June came and my graduation was only days away. My family was proud of my accomplishments, but none of them planned to celebrate the occasion with me. I understood; it was summer and harvesttime at the farm, and Virginia was a long way from Michigan, but I was deeply disappointed. Then I received a letter from Harvey. He was coming! I was nearly overwhelmed with gratitude and excitement.
Once I had my diploma in hand, he asked if we could spend a day or two hiking the Appalachian Trail in the Blue Ridge Mountains just west of Charlottesville. I hesitated. A little voice in the back of my mind whispered that this wasn't wise, but after all, this was my "brother," so I finally said yes. I knew parts of the trail in that section quite well since it was my usual escape from study and the fevers of the academic world, and I was happy to share my familiar haunts with "family." Besides, he had come from Michigan to Virginia for my graduation.
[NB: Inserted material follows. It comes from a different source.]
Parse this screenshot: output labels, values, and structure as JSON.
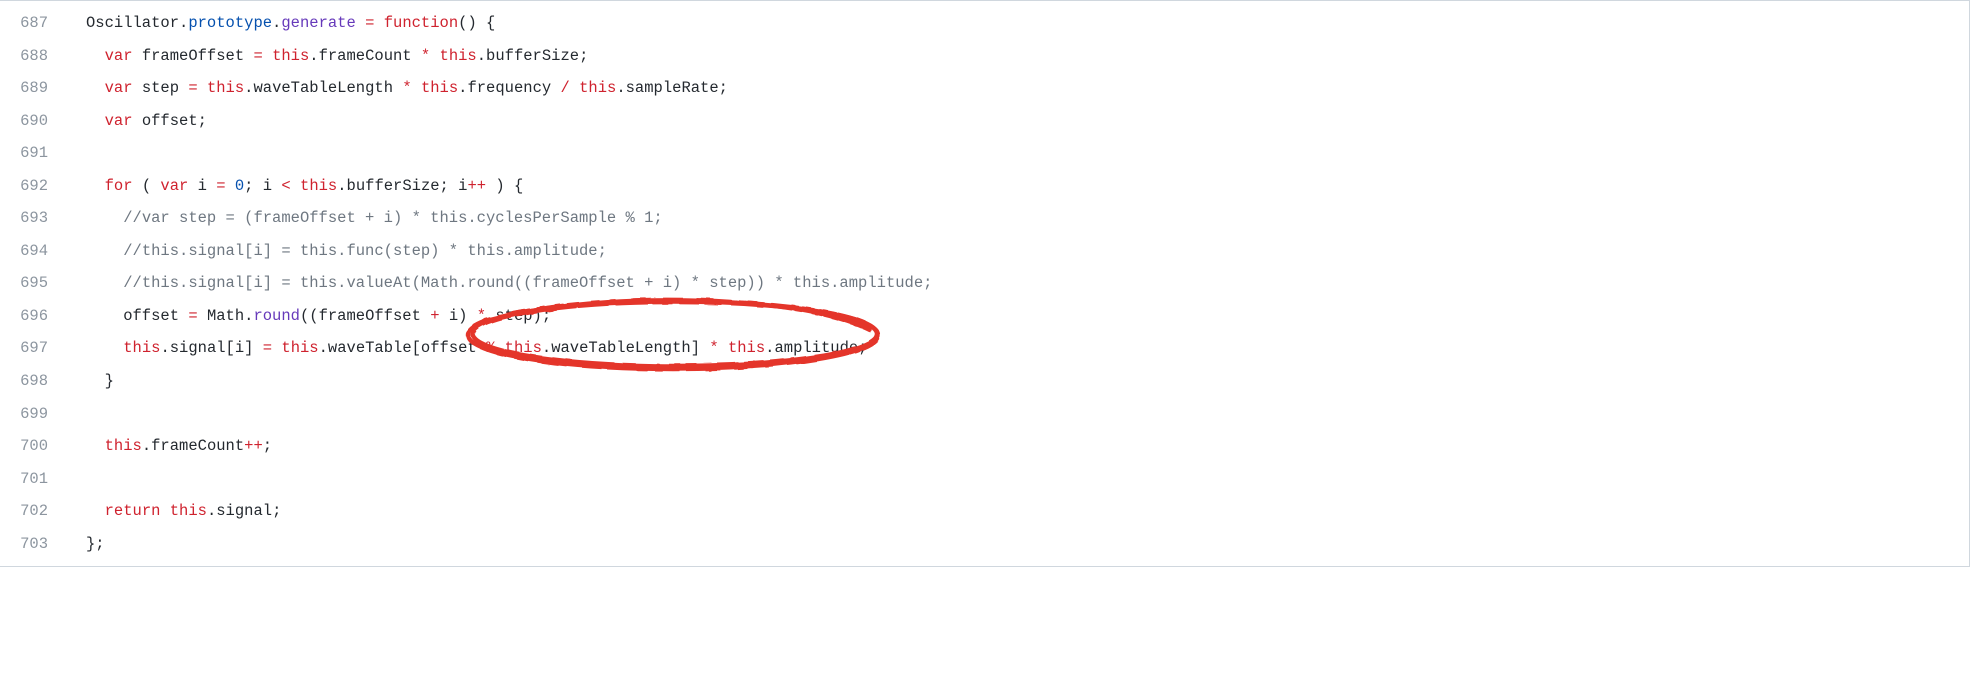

Harvey came well prepared with camping gear; I had quilts. He slept in his sleeping bag. I slept in my quilts. However, when he kissed me good-night I realized that this relationship wasn't likely to remain exactly fraternal, though it did remain chaste during those days in the wilderness. We both loved the out-of-doors and the adventure of exploring wild places, but I suspect that during those two days on the trail we paid more attention to one another than to the flora and fauna around us. I know that was true of me. I remember his blond hair blowing in the wind more vividly than I recall the campsite.
When Harvey left for summer school in Oregon, absence made our hearts grow fonder and the friendship became a whirlwind courtship. I had a summer job as a hostess in one of the mountain lodges in Shenandoah National Park, but at the last minute the oldest brother in the family asked me to work with him as a reporter and writer for the Kalamazoo city magazine he owned and edited. I loved the family, I loved writing, and if the truth were known, I was a little homesick. After some debate and several telephone calls from the family, I agreed to come.